Xavier Díez de Urdanivia

Escindir la operatividad militar y la gestión del órgano auxiliar del Poder Ejecutivo a cargo de la defensa nacional es, en sí mismo, un acto político, relevante sin duda y de cuya trascendencia hablará el tiempo, pero el contexto en que se inscribe es de mucho más amplio espectro.

Al Ejército le han sido encomendadas, legal o extralegalmente, funciones propias de otras secretarías. Ha asumido quehaceres propios de seguridad, de gobernación, de asistencia social, de comunicaciones, y hasta de concesionario de servicios públicos.

Ese engrosamiento de funciones podría inducir a pensar, en un primer impulso, que su posición política es de privilegio y hasta podría ser definitoria del relevo presidencial que debe tener lugar dentro de tres años.

Si viviéramos tiempos en los que la tradición pesara y la lógica operara, así podría ser, pero en momentos de incertidumbre y divisionismo, puede suceder lo contrario.

Lo primero que salta a la vista es una distinción clara entre la operación militar y la gestión civil del órgano auxiliar del Ejecutivo, lo que en principio cierra un canal muy importante para el desarrollo político de los militares en activo y abre las puertas para que acceda un civil a la secretaría como titular, ajeno a la disciplina militar.

Si eso ocurriera, el impacto en la solidez de la disciplina castrense y su “espíritu de cuerpo” sería de gran magnitud y pronóstico reservado. Muy probablemente generaría división y conflictos de lealtad que podrían llegar a ser inmanejables y absolutamente perniciosos.

Hay una tercera razón para considerar riesgoso, para el propio Ejército, su creciente protagonismo en tareas que, en sana lógica y conforme a la más rigurosa doctrina militar, le son ajenas.

Esa tercera razón tiene que ver con el desgaste de la otrora imponente imagen del Ejército en el imaginario popular, que ya se ha mostrado no pocos episodios recientes, acontecidos en comunidades donde, incluso, ha sido agredida la tropa por los habitantes, sin temor y, lo que es peor, sin respeto alguno.

La política es una actividad en la que el poder juega a partir de símbolos. Por eso la imagen importa tanto. Los más avezados políticos lo saben bien, y por eso acuden a la mercadotecnia tan asiduamente.

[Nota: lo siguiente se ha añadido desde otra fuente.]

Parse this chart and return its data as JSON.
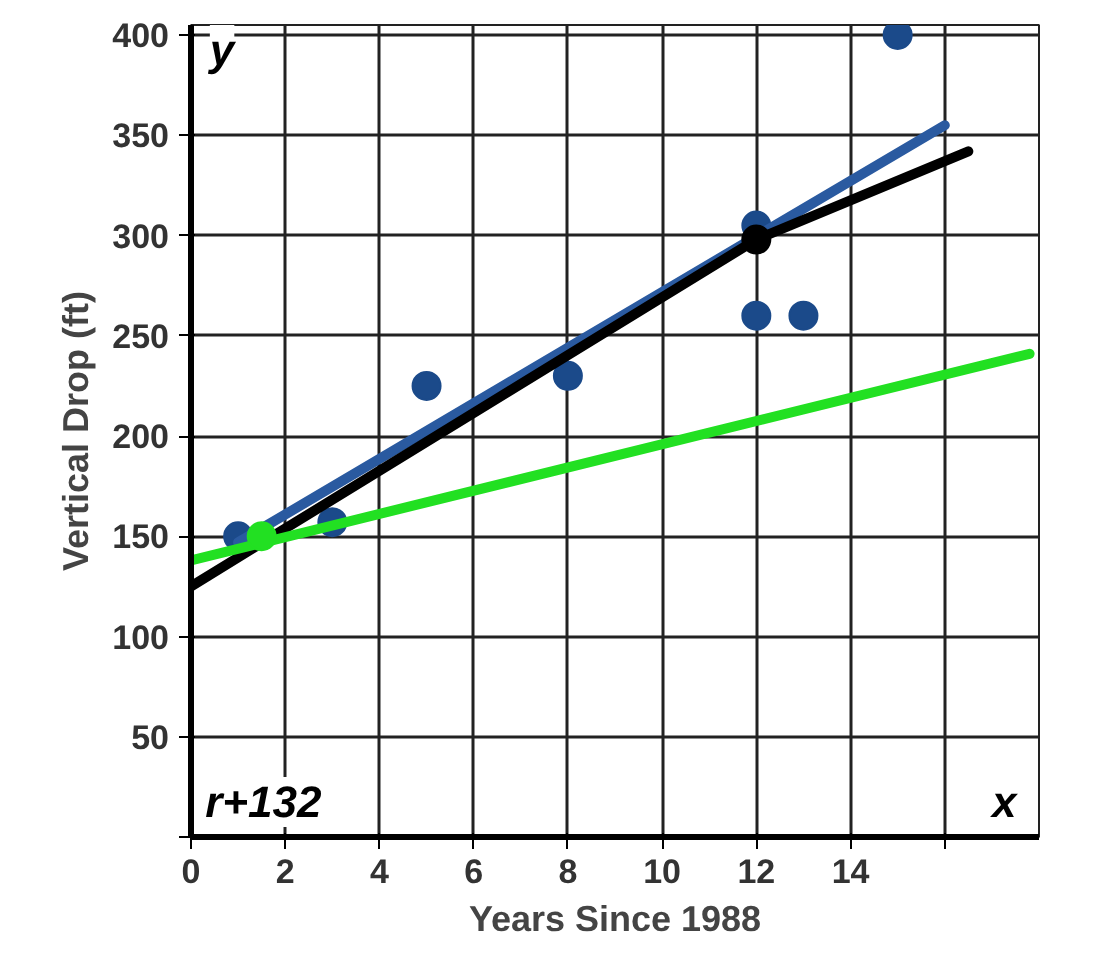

Es así como, en principio, pareciera que para asegurar la perpetuación transexenal de su proyecto, el Presidente hubiera querido contar con el Ejército como aliado y haya buscado congraciarse para ese fin con los mandos castrenses.

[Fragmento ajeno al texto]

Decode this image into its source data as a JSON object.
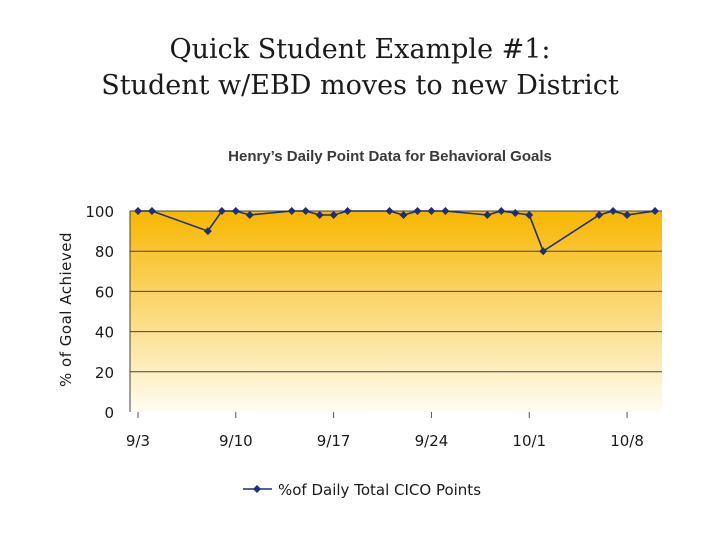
{
  "slide": {
    "title_line1": "Quick Student Example #1:",
    "title_line2": "Student w/EBD moves to new District"
  },
  "chart_data": {
    "type": "line",
    "title": "Henry’s Daily Point Data for Behavioral Goals",
    "xlabel": "",
    "ylabel": "% of Goal Achieved",
    "ylim": [
      0,
      100
    ],
    "yticks": [
      0,
      20,
      40,
      60,
      80,
      100
    ],
    "x_tick_labels": [
      {
        "day": 0,
        "label": "9/3"
      },
      {
        "day": 7,
        "label": "9/10"
      },
      {
        "day": 14,
        "label": "9/17"
      },
      {
        "day": 21,
        "label": "9/24"
      },
      {
        "day": 28,
        "label": "10/1"
      },
      {
        "day": 35,
        "label": "10/8"
      }
    ],
    "grid": "horizontal",
    "legend": "bottom",
    "fill_colors": [
      "#f7b600",
      "#fffdf3"
    ],
    "series": [
      {
        "name": "%of Daily Total CICO Points",
        "color": "#1f2f74",
        "points": [
          [
            0,
            100
          ],
          [
            1,
            100
          ],
          [
            5,
            90
          ],
          [
            6,
            100
          ],
          [
            7,
            100
          ],
          [
            8,
            98
          ],
          [
            11,
            100
          ],
          [
            12,
            100
          ],
          [
            13,
            98
          ],
          [
            14,
            98
          ],
          [
            15,
            100
          ],
          [
            18,
            100
          ],
          [
            19,
            98
          ],
          [
            20,
            100
          ],
          [
            21,
            100
          ],
          [
            22,
            100
          ],
          [
            25,
            98
          ],
          [
            26,
            100
          ],
          [
            27,
            99
          ],
          [
            28,
            98
          ],
          [
            29,
            80
          ],
          [
            33,
            98
          ],
          [
            34,
            100
          ],
          [
            35,
            98
          ],
          [
            37,
            100
          ]
        ]
      }
    ]
  }
}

En cualquier caso, como muchas voces han advertido y la historia enseña, la militarización de la vida civil es un riesgo que, en vista de los valores patrios y el interés general, no vale la pena correr, porque implica un riesgo severo para el país, en beneficio de un interés egocéntrico de prevalencia de un caudillo que ha apostado todo a la trascendencia de su proyecto.

Todo eso es un riesgo para todos, pero hay uno mayor, si cabe, para el Ejército mismo como institución, pues mientras más actividades asuma como propias, más y mayores serán sus responsabilidades en el caso, nada improbable y siempre creciente en relación directa con el ensanchamiento competencial, de que se presenten inconvenientes y fallas en la operación, los que le serán imputables y que, en una circunstancia de crispación como la que se vive, podrían pasarle una abultada factura.

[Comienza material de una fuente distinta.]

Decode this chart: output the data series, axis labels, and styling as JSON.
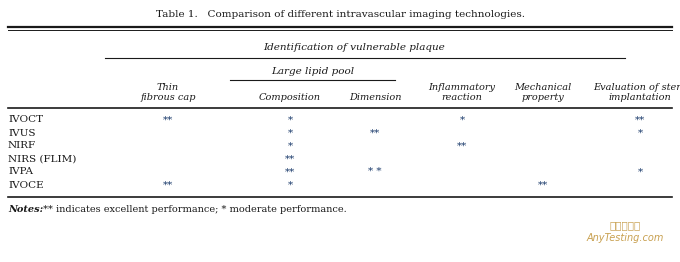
{
  "title": "Table 1.   Comparison of different intravascular imaging technologies.",
  "title_fontsize": 7.5,
  "group_header": "Identification of vulnerable plaque",
  "subgroup_header": "Large lipid pool",
  "col_headers_line1": [
    "Thin",
    "Composition",
    "Dimension",
    "Inflammatory",
    "Mechanical",
    "Evaluation of stent"
  ],
  "col_headers_line2": [
    "fibrous cap",
    "",
    "",
    "reaction",
    "property",
    "implantation"
  ],
  "rows": [
    [
      "IVOCT",
      "**",
      "*",
      "",
      "*",
      "",
      "**"
    ],
    [
      "IVUS",
      "",
      "*",
      "**",
      "",
      "",
      "*"
    ],
    [
      "NIRF",
      "",
      "*",
      "",
      "**",
      "",
      ""
    ],
    [
      "NIRS (FLIM)",
      "",
      "**",
      "",
      "",
      "",
      ""
    ],
    [
      "IVPA",
      "",
      "**",
      "* *",
      "",
      "",
      "*"
    ],
    [
      "IVOCE",
      "**",
      "*",
      "",
      "",
      "**",
      ""
    ]
  ],
  "notes_italic": "Notes:",
  "notes_rest": " ** indicates excellent performance; * moderate performance.",
  "star_color": "#1a3a6b",
  "text_color": "#1a1a1a",
  "bg_color": "#ffffff",
  "line_color": "#1a1a1a",
  "watermark1": "嘉峨检测网",
  "watermark2": "AnyTesting.com",
  "watermark_color": "#c8a050",
  "figw": 6.8,
  "figh": 2.62,
  "dpi": 100
}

En un escenario de crisis y expectativas insatisfechas, sin mencionar el fracaso, es perfectamente previsible la transferencia de responsabilidades, que no tendrá mucho que ver con el aparentemente generoso ánimo hasta hoy demostrado. Las supuestas ventajas de antes se convertirán en vanas ilusiones después.

Es inexcusable, en este punto, tener presente que hay que discernir entre la lealtad a la patria, que se refleja en sus instituciones, y la lealtad al “jefe supremo” de las Fuerzas Armadas, que lo es en virtud de una previsión contenida en la Constitución Política de los Estados Unidos Mexicanos, base de todas las instituciones del país.